Rural areas do not usually offer ride-sharing services on a consistent basis. However, rides can sometimes be scheduled in advance. (Urban area rides can also be scheduled ahead of time).
In addition, some cities do not allow ride-sharing services, or put restrictions on their use. Uber and Lyft temporarily pulled their drivers out of Austin, Texas, last year when the city instituted more regulations. When the new laws were retracted, the services returned.
Pros – Good Experiences
The majority of the rides I’ve taken with both Uber and Lyft have been great. The drivers have been friendly and helpful with directions. The cars have been clean. Most importantly, the drivers have been good drivers.
The price of an Uber or Lyft ride is usually less than that of a taxi and the price is known up front. Since the ride is prepaid, there are no worries about getting to your destination and the driver trying to charge more than you’ve expected. There is no problem with trying to understand how much money a foreign driver is asking for or trying to figure out how munch the amount is equivalent to in US dollars.
Calling a ride-sharing service is often easier than calling a taxi. To call a taxi, you need to ask a restaurant or hotel concierge, find a taxi stand, or wave one down while standing on the edge of the street. With Uber or Lyft, you just use the app.
Uber and Lyft drive 24 hours-a-day in large cities. This has been very helpful when I needed a ride after the public transportation had closed for the day. After a late dinner in Alexandria, Virginia, my family and I watched as the last Metro train back to Washington, DC, left the station – we just missed it. Lyft to the rescue!

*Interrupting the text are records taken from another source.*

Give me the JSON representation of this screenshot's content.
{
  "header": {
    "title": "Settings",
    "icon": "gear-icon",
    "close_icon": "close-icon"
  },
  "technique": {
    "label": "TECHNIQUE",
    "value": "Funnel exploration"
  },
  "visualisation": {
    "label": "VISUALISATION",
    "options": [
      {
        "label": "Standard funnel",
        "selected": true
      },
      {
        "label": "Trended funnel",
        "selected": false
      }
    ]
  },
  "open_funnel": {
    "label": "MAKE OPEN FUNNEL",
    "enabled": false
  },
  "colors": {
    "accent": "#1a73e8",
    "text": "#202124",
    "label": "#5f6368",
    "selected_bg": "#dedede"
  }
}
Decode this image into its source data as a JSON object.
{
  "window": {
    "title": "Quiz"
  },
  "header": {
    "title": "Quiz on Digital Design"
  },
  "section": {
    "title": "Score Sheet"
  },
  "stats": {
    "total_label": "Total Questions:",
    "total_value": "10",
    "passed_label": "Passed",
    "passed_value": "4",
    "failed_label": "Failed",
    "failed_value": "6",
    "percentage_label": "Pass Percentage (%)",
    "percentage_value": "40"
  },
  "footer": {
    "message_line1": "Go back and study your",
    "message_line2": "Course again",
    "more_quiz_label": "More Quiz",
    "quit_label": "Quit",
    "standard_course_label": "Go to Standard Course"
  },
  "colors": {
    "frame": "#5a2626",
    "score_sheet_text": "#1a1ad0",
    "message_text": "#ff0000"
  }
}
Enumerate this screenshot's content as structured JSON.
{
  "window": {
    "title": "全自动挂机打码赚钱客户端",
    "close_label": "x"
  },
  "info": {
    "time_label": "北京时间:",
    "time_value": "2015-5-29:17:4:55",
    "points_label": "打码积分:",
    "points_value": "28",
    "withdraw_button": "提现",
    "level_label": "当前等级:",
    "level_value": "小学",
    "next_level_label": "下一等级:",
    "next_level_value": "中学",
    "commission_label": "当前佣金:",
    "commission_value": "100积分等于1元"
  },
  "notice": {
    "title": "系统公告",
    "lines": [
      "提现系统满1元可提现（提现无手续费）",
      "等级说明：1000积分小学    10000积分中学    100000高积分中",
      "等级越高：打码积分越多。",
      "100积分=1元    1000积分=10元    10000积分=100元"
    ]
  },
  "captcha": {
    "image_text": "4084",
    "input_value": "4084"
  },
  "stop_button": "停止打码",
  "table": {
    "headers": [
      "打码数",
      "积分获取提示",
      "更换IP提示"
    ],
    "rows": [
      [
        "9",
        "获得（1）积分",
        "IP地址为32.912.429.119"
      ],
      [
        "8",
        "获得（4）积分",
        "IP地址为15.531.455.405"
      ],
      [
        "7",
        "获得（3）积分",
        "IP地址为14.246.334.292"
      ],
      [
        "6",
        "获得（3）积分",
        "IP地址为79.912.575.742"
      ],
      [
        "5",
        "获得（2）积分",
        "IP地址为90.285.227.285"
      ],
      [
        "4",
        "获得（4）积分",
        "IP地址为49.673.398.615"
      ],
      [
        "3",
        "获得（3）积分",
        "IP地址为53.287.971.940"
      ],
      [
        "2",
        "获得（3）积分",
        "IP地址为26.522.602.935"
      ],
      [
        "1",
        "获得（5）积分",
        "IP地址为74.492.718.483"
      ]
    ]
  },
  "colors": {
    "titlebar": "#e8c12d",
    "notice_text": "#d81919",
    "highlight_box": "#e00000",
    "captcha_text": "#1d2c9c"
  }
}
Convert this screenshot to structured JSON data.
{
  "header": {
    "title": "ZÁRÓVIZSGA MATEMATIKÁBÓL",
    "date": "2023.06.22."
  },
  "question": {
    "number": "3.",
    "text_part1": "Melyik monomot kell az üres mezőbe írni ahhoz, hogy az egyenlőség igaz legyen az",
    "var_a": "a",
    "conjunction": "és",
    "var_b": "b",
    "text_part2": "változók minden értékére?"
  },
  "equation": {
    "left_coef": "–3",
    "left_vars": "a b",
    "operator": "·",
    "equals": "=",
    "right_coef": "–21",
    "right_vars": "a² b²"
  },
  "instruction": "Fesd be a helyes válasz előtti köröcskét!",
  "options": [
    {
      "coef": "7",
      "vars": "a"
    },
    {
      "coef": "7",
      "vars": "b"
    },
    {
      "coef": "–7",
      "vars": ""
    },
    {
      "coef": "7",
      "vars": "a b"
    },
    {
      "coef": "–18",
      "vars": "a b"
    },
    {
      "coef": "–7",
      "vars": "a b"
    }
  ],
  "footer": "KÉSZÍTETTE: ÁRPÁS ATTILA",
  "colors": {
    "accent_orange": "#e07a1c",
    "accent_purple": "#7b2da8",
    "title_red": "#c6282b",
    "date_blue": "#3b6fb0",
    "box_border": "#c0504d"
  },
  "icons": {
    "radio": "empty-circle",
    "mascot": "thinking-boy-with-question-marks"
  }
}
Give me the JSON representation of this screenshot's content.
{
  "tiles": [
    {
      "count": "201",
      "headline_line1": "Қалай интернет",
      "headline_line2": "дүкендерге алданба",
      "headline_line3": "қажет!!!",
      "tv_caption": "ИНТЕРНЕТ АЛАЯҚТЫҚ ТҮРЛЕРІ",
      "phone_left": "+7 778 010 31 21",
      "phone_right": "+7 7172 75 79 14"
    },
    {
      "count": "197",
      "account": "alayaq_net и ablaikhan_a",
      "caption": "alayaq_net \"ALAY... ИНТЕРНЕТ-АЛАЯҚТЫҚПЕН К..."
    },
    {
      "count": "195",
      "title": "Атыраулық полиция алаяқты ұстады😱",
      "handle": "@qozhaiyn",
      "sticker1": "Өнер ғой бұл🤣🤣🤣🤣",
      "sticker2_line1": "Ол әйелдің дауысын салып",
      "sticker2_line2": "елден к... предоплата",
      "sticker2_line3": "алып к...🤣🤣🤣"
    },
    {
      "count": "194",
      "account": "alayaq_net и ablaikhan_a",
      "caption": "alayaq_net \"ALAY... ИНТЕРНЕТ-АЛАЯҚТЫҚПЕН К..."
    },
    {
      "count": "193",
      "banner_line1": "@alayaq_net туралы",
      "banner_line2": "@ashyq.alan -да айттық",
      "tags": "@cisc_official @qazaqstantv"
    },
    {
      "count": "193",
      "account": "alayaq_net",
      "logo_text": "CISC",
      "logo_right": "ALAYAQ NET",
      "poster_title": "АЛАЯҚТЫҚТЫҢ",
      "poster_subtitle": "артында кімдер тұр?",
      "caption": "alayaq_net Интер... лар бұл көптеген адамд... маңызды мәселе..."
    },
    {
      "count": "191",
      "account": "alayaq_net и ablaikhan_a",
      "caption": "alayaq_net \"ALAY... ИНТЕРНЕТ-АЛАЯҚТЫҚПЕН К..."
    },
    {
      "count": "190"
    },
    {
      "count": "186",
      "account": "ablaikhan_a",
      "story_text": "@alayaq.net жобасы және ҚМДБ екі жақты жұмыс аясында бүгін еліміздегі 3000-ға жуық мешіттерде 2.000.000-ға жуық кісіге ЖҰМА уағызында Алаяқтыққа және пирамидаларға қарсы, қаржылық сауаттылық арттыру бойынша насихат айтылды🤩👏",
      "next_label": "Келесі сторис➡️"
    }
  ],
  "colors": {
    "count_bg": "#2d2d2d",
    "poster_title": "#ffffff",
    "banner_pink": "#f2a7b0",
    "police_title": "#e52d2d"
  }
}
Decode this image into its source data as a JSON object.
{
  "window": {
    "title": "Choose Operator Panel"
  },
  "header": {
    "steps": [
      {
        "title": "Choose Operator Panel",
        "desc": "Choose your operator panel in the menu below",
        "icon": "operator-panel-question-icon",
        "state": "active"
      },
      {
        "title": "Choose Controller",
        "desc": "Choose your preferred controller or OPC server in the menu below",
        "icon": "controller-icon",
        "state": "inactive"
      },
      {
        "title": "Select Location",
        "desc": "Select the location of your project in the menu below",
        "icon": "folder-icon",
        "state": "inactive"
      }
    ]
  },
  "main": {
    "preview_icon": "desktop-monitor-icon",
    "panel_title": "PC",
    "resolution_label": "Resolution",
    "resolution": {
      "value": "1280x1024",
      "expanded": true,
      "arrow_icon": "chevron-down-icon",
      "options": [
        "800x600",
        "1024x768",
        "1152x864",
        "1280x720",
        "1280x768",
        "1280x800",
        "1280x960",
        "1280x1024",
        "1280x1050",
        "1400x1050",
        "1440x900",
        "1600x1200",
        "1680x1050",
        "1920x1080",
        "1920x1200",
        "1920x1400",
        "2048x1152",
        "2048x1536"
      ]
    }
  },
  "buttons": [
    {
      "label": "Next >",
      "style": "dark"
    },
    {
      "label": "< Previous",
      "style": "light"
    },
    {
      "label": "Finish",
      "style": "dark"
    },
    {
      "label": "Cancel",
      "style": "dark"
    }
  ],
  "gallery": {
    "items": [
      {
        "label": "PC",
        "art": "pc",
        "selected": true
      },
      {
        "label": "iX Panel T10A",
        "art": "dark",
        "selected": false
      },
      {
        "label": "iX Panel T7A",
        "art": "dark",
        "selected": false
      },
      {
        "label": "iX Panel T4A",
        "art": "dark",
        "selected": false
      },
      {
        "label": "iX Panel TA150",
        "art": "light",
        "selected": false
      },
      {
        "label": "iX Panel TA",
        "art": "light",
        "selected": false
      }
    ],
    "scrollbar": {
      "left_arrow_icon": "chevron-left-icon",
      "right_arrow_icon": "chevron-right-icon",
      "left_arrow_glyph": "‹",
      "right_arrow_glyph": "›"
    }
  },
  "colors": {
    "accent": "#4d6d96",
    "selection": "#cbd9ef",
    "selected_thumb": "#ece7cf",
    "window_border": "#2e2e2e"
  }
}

If you enjoy alcohol with your meals, an Uber or Lyft driver can be your designated driver. That way, everyone is safe.
Cons – Poor Experiences
There have been only a few times when we have had trouble with the drivers. In a couple of cases, when calling an Uber in a foreign country, the drivers may not speak English. (This can also happen in American cities where there is a large immigrant population). Even though they don’t speak much English, the drivers can read maps, so they will get you to your destination.
On our recent visit to Miami, my daughter and I had our first bad driver. The driver spent most of his time talking on the phone. He was speeding up and slowing down and yelling at other drivers. The worst part was when he illegally drove for about a quarter mile along the shoulder of the road and then squeezed back into traffic. We were glad to get out of his car.
Even though we had a real problem with this driver, I’d still recommend using a ride-sharing service. Taxis, buses, and even friends or relatives can also be poor drivers at times.
If you have a problem with a driver, the app includes a method for reporting your experience. When another driver couldn’t find us, we tried to call to talk to him. He hung up the phone and reported us as no-shows. We incurred a $5.00 fee. We immediately reported the situation and were refunded the fee. (We later realized we were looking for him in the wrong area, but instead of him trying to help, he just hung up).
With our bad driver (above) we were also given a credit, although not for the entire ride. It was also noted in the app, not to pair us with the driver again. The company promised to look into his bad driving habits.
Using Uber and Lyft
Although my family and I have had a couple less than stellar experiences, overall the use of the ride-sharing services has been very good.
Several times, we were able to use a ride sharing service to rescue us from a difficult situation. On our late night Paris adventure, we were able to take an Uber when the trains were all shut down.
My airport shuttle experience in Las Vegas last year was slow and inconvenient. For just a couple dollars more, I can take an Uber or Lyft, so that is my plan when I go there for business this year.
Have you used Uber or Lyft? If not give it a try on your next trip.